Nathalie Roos :
quand la peur d’échouer devient une force

« J’étais toujours convaincue que je n’’allais pas réussir. » Cette confession surprenante vient de Nathalie Roos, ex-CEO de Lipton Teas, ex-DG Mars Europe, ex-DG L’Oréal Allemagne, ex-Présidente Division Produits Professionnels L’Oréal. Tout au long de sa carrière exceptionnelle, elle a vécu avec le syndrome de l’imposteur. Son secret pour transformer cette vulnérabilité en atout ? La préparation méticuleuse et un réseau solide. Une masterclass en gestion du risque humain dont tout entrepreneur et dirigeant peut s’inspirer.
Le syndrome de l’imposteur : un risque invisible au sommet de la hiérarchie
Dans le monde de l’entreprise, on parle souvent de gestion des risques financiers, opérationnels ou stratégiques. Mais qu’en est-il du risque le plus insidieux, celui qui paralyse les meilleurs talents avant même qu’ils n’aient commencé ? Le syndrome de l’imposteur touche 70 % des professionnels à un moment de leur carrière, et contrairement aux idées reçues, il frappe particulièrement fort au sommet.
Nathalie Roos, dirigeante alsacienne native de Haguenau, incarne cette réalité méconnue. À chaque étape de sa carrière, direction générale de Mars France, puis de Mars Europe, direction générale de L’Oréal Allemagne, Présidente Division Produits Professionnels L’Oréal et CEO Lipton Teas and Infusions, elle a vécu avec une certitude : « Je n’allais pas réussir. »
Quand le doute commence dès l’adolescence
Cette peur d’échouer n’est pas apparue avec les responsabilités professionnelles. À 14 ans déjà, Nathalie pleurait pendant un mois avant de passer son certificat d’études, alors qu’elle était parmi les premières de sa classe.
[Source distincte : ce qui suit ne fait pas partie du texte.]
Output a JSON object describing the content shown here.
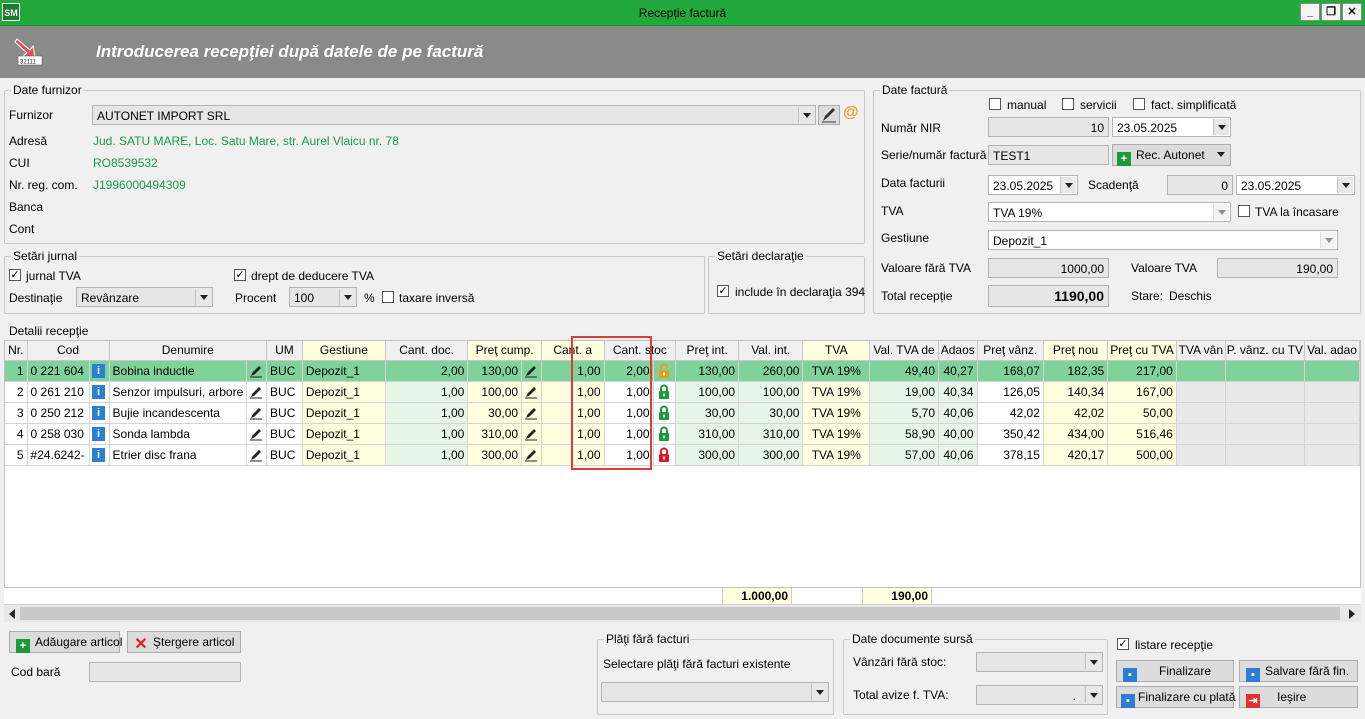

Son père l’avait inscrite à cet examen pour l’aider à apprivoiser ses peurs avant le baccalauréat.
« La première fois que j’ai pris un job de direction générale chez Mars chocolat France, je rentrais le soir en disant à mon mari que je n’allais jamais y arriver. »
La préparation intensive : transformer l’anxiété en action
Face au syndrome de l’imposteur, Nathalie Roos n’a jamais cherché à décréter de l’audace ou à ignorer ses peurs. Sa méthode repose sur un principe simple et efficace : le travail acharné et la préparation méticuleuse. « Ce qui m’a permis de surpasser ce stress à chaque fois, c’est de me préparer. Comme on dit dans les ventes, la préparation prime l’action. »
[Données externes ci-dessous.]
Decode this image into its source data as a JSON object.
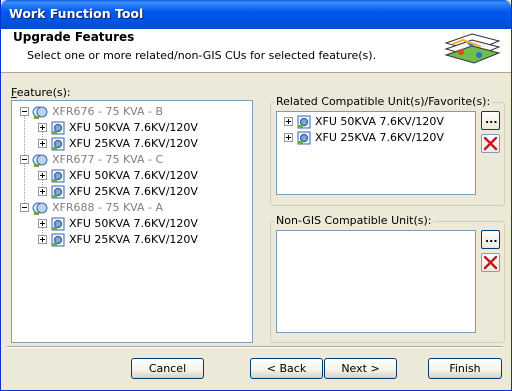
{
  "window": {
    "title": "Work Function Tool"
  },
  "header": {
    "title": "Upgrade Features",
    "subtitle": "Select one or more related/non-GIS CUs for selected feature(s)."
  },
  "features": {
    "label_prefix": "F",
    "label_rest": "eature(s):",
    "groups": [
      {
        "label": "XFR676 - 75 KVA - B",
        "children": [
          "XFU 50KVA 7.6KV/120V",
          "XFU 25KVA 7.6KV/120V"
        ]
      },
      {
        "label": "XFR677 - 75 KVA - C",
        "children": [
          "XFU 50KVA 7.6KV/120V",
          "XFU 25KVA 7.6KV/120V"
        ]
      },
      {
        "label": "XFR688 - 75 KVA - A",
        "children": [
          "XFU 50KVA 7.6KV/120V",
          "XFU 25KVA 7.6KV/120V"
        ]
      }
    ]
  },
  "related": {
    "label": "Related Compatible Unit(s)/Favorite(s):",
    "items": [
      "XFU 50KVA 7.6KV/120V",
      "XFU 25KVA 7.6KV/120V"
    ],
    "browse_label": "...",
    "delete_icon": "red-x-icon"
  },
  "nongis": {
    "label": "Non-GIS Compatible Unit(s):",
    "browse_label": "...",
    "delete_icon": "red-x-icon"
  },
  "buttons": {
    "cancel": "Cancel",
    "back": "< Back",
    "next": "Next >",
    "finish": "Finish"
  }
}
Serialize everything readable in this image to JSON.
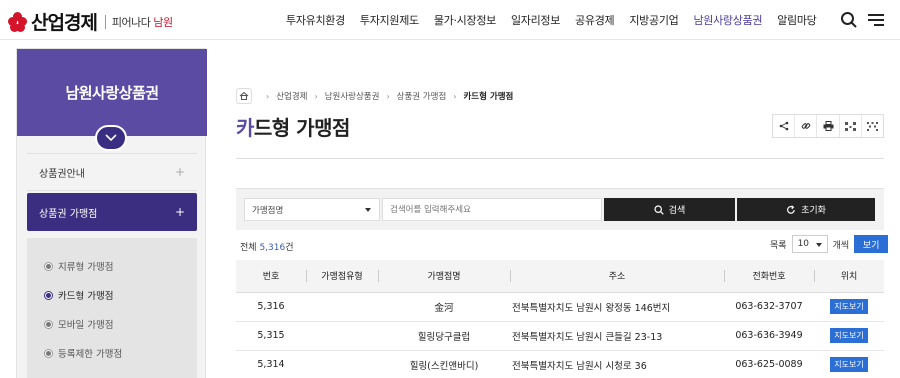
{
  "header": {
    "logo_text": "산업경제",
    "slogan_prefix": "피어나다",
    "slogan_city": "남원",
    "nav": [
      "투자유치환경",
      "투자지원제도",
      "물가·시장정보",
      "일자리정보",
      "공유경제",
      "지방공기업",
      "남원사랑상품권",
      "알림마당"
    ],
    "active_nav_index": 6,
    "icons": [
      "search-icon",
      "menu-icon"
    ]
  },
  "sidebar": {
    "title": "남원사랑상품권",
    "menus": [
      {
        "label": "상품권안내",
        "toggle": "+"
      },
      {
        "label": "상품권 가맹점",
        "toggle": "+",
        "active": true
      }
    ],
    "submenu": [
      {
        "label": "지류형 가맹점"
      },
      {
        "label": "카드형 가맹점",
        "active": true
      },
      {
        "label": "모바일 가맹점"
      },
      {
        "label": "등록제한 가맹점"
      }
    ]
  },
  "breadcrumb": [
    "산업경제",
    "남원사랑상품권",
    "상품권 가맹점",
    "카드형 가맹점"
  ],
  "page": {
    "title_accent": "카",
    "title_rest": "드형 가맹점",
    "share_icons": [
      "share-icon",
      "link-icon",
      "print-icon",
      "qr-icon",
      "scan-icon"
    ]
  },
  "search": {
    "select_value": "가맹점명",
    "placeholder": "검색어를 입력해주세요",
    "search_label": "검색",
    "reset_label": "초기화"
  },
  "list": {
    "total_label": "전체",
    "total_count": "5,316",
    "total_unit": "건",
    "rows_label": "목록",
    "rows_value": "10",
    "rows_unit": "개씩",
    "view_label": "보기"
  },
  "table": {
    "columns": [
      "번호",
      "가맹점유형",
      "가맹점명",
      "주소",
      "전화번호",
      "위치"
    ],
    "rows": [
      {
        "no": "5,316",
        "type": "",
        "name": "金河",
        "address": "전북특별자치도 남원시 왕정동 146번지",
        "phone": "063-632-3707",
        "map": "지도보기"
      },
      {
        "no": "5,315",
        "type": "",
        "name": "힐링당구클럽",
        "address": "전북특별자치도 남원시 큰들길 23-13",
        "phone": "063-636-3949",
        "map": "지도보기"
      },
      {
        "no": "5,314",
        "type": "",
        "name": "힐링(스킨앤바디)",
        "address": "전북특별자치도 남원시 시청로 36",
        "phone": "063-625-0089",
        "map": "지도보기"
      }
    ]
  },
  "colors": {
    "brand_red": "#d3142a",
    "sidebar_purple": "#5b4ba3",
    "active_menu": "#3b2e80",
    "link_blue": "#2b6fd6"
  }
}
Se préparer pour créer la connexion
Quand elle prend la direction de l’Allemagne pour L’Oréal, Nathalie ne parle pas allemand. Plutôt que de se présenter en anglais, elle apprend par cœur un discours de trois minutes en allemand, qu’elle prononce devant toute son équipe dès son arrivée. Le message est clair : elle est française, alsacienne plus précisément, et elle est là pour eux. Cette préparation intense lui permet non seulement de gérer son stress, mais surtout de créer immédiatement la connexion avec ses collaborateurs.
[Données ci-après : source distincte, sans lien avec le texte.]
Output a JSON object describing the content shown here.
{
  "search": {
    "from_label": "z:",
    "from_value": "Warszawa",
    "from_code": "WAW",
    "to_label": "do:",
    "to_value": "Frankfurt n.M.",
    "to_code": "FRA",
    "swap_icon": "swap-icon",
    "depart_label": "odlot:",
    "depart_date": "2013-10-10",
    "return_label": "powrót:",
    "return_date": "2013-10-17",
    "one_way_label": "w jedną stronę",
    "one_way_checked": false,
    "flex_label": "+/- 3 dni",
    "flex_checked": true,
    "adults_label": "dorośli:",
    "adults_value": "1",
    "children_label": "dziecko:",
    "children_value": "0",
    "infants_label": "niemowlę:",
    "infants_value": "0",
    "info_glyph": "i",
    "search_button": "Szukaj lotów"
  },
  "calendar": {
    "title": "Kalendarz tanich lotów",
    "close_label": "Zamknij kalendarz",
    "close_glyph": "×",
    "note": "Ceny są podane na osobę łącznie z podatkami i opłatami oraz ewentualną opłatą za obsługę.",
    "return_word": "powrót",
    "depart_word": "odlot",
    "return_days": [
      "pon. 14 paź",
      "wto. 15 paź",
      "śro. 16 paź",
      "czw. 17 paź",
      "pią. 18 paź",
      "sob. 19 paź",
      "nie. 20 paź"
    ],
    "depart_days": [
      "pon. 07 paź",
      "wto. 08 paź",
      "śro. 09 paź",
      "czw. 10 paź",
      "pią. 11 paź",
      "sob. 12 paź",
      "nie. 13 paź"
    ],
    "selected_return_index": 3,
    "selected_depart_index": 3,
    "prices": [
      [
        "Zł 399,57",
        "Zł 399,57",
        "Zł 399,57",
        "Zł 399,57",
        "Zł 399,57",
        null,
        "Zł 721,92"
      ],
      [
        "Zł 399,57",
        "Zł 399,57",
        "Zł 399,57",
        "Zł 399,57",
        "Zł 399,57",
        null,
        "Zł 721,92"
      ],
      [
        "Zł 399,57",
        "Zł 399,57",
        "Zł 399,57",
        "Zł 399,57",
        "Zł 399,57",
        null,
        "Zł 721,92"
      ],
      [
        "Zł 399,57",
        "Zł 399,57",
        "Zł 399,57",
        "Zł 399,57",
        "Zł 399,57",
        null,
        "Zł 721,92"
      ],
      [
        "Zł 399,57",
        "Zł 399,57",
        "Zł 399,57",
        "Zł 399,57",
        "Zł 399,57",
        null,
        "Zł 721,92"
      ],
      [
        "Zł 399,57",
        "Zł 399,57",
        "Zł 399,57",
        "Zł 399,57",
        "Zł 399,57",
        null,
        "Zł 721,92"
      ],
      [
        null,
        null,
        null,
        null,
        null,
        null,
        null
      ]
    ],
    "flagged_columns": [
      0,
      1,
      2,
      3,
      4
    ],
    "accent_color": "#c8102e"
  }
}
Un modèle de gestion du risque applicable en entreprise
Cette approche dépasse la simple stratégie personnelle. C’est un véritable modèle de gestion du risque transposable à toute organisation. Les meilleurs dirigeants ne sont pas ceux qui n’ont jamais peur, mais ceux qui savent anticiper, structurer et se préparer pour réduire l’impact de l’incertitude. Exactement comme une entreprise met en place des plans de continuité d’activité, réalise des audits réguliers ou souscrit des protections adaptées pour sécuriser son développement.
S’entourer d’un réseau solide : ne jamais affronter le risque seul
La préparation ne suffit pas. Nathalie Roos insiste sur un deuxième pilier fondamental : l’entourage. « Ma grande chance, toute ma vie, c’est d’avoir été vraiment entourée de personnes précieuses », confie-t-elle. Son mari depuis 35 ans, ses enfants qui la boostent et l’encouragent à rester elle-même, ses amies proches qui l’écoutent sans jugement.
Cultiver ses amitiés par l’ouverture
Tous les samedis après-midi, Nathalie participe à un Stammtisch, cette table d’habitués typiquement alsacienne, avec des amies qui ne travaillent pas dans le business. « De nombreuses fois, elles m’ont entendue faire part de mes doutes, elles m’ont écoutée et elles m’ont toujours encouragées. En parlant, on réfléchit tout haut et on avance. »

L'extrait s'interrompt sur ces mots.